Isaiah 6:4, "At the sound of their voices, the doorpost and threshold shook, and the temple was filled with smoke. Then Isaiah said, 'Woe is me, I am undone.'" We have lost the wow of God, because we have lost the woe of God, and we have lost the woe of God, because we have lost the wow of God. When you have an Isaiah encounter with a holy God, when God reveals his glory, your ego is undone, your sin is undone, your shame is undone. Self-consciousness undone, self-centeredness undone. Now you start living for the glory of God and it starts with the step of faith. I think it starts by surrendering our lives to the lordship of Jesus Christ, and I wonder if you're in the house, if you're online, this is your moment, the Holy Spirit just tugging at your heart. This is a moment to commit and recommit our lives to the Lord.

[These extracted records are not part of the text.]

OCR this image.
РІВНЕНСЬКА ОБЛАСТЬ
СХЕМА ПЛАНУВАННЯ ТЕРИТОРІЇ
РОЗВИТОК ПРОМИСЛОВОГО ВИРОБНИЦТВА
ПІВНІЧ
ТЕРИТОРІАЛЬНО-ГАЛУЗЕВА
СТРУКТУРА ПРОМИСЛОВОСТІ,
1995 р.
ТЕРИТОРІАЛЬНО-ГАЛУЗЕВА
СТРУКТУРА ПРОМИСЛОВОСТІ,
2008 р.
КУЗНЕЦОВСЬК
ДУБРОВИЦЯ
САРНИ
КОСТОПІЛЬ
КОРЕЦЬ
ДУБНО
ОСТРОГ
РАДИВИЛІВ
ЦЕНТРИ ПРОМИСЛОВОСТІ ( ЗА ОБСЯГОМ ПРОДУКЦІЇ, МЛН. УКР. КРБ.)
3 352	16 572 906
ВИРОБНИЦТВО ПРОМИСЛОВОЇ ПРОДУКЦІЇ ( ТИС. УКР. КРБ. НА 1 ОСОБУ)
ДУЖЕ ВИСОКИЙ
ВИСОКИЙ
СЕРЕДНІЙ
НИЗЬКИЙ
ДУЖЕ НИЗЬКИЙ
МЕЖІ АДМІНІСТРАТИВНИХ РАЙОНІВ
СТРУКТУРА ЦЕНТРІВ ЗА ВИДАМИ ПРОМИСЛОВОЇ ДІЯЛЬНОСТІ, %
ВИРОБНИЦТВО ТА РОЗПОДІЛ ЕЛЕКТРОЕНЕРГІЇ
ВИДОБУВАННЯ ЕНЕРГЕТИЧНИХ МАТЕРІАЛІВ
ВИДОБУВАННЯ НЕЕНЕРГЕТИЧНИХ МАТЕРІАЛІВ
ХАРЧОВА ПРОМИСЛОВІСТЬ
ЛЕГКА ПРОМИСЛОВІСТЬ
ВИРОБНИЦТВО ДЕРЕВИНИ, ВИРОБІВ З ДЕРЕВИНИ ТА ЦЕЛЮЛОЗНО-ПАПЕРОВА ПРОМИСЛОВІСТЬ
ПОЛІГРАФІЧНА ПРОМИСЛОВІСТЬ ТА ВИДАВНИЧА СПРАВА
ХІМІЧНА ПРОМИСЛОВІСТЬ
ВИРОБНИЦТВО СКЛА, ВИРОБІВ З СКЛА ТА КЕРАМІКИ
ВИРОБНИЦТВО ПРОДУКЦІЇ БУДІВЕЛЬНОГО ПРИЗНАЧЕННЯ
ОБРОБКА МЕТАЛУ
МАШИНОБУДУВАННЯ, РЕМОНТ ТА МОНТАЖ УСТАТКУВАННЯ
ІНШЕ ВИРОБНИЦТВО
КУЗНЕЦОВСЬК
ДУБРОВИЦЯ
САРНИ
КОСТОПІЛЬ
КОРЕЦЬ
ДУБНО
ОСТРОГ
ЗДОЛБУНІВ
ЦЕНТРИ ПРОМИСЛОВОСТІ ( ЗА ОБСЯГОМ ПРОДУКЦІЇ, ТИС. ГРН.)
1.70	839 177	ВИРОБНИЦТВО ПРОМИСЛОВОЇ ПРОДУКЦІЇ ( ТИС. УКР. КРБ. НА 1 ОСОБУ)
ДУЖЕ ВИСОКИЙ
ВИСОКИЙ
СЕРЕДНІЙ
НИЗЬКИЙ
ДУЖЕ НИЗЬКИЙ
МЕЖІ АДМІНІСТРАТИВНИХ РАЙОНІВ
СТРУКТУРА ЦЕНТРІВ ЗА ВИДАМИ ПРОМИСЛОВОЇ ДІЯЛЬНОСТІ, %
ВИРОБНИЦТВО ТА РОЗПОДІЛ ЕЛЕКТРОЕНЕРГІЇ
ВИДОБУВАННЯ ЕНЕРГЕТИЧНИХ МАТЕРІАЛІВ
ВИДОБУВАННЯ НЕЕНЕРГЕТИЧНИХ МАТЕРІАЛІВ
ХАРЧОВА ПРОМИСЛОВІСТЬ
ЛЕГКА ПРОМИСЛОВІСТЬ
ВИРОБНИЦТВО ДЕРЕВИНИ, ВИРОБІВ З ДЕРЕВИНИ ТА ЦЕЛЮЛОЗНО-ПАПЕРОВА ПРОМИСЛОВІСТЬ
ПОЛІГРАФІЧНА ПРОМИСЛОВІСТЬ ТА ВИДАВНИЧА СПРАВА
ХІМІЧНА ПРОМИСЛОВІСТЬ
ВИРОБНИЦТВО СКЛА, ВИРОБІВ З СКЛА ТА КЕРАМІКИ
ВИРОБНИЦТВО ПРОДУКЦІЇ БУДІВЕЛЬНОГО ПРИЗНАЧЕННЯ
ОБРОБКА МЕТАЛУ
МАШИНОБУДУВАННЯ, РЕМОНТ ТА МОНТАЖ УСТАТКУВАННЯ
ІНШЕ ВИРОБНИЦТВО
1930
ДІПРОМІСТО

I wanna pray a prayer and we're just gonna make it a corporate prayer, so that everyone can pray it. I don't want you to pray it if you don't mean it. I haven't heard it yet. Stick with me. I'm gonna pray it out loud. You can pray it after me, but I think this is a moment of saying:

God, you have made me holy, and I'm on a journey to become more and more like you. I confess with my mouth that Jesus is Lord. And I believe in my heart. That God raised him from the dead. Right here, right now. I confess my sin. I profess my faith. I surrender my life. To the lordship of Jesus Christ. Past, present, future. Time, talent, treasure. Heart, soul, mind and strength, And I declare by faith. That God is my father. Jesus is my savior. The Holy Spirit is my helper. And Heaven is my home.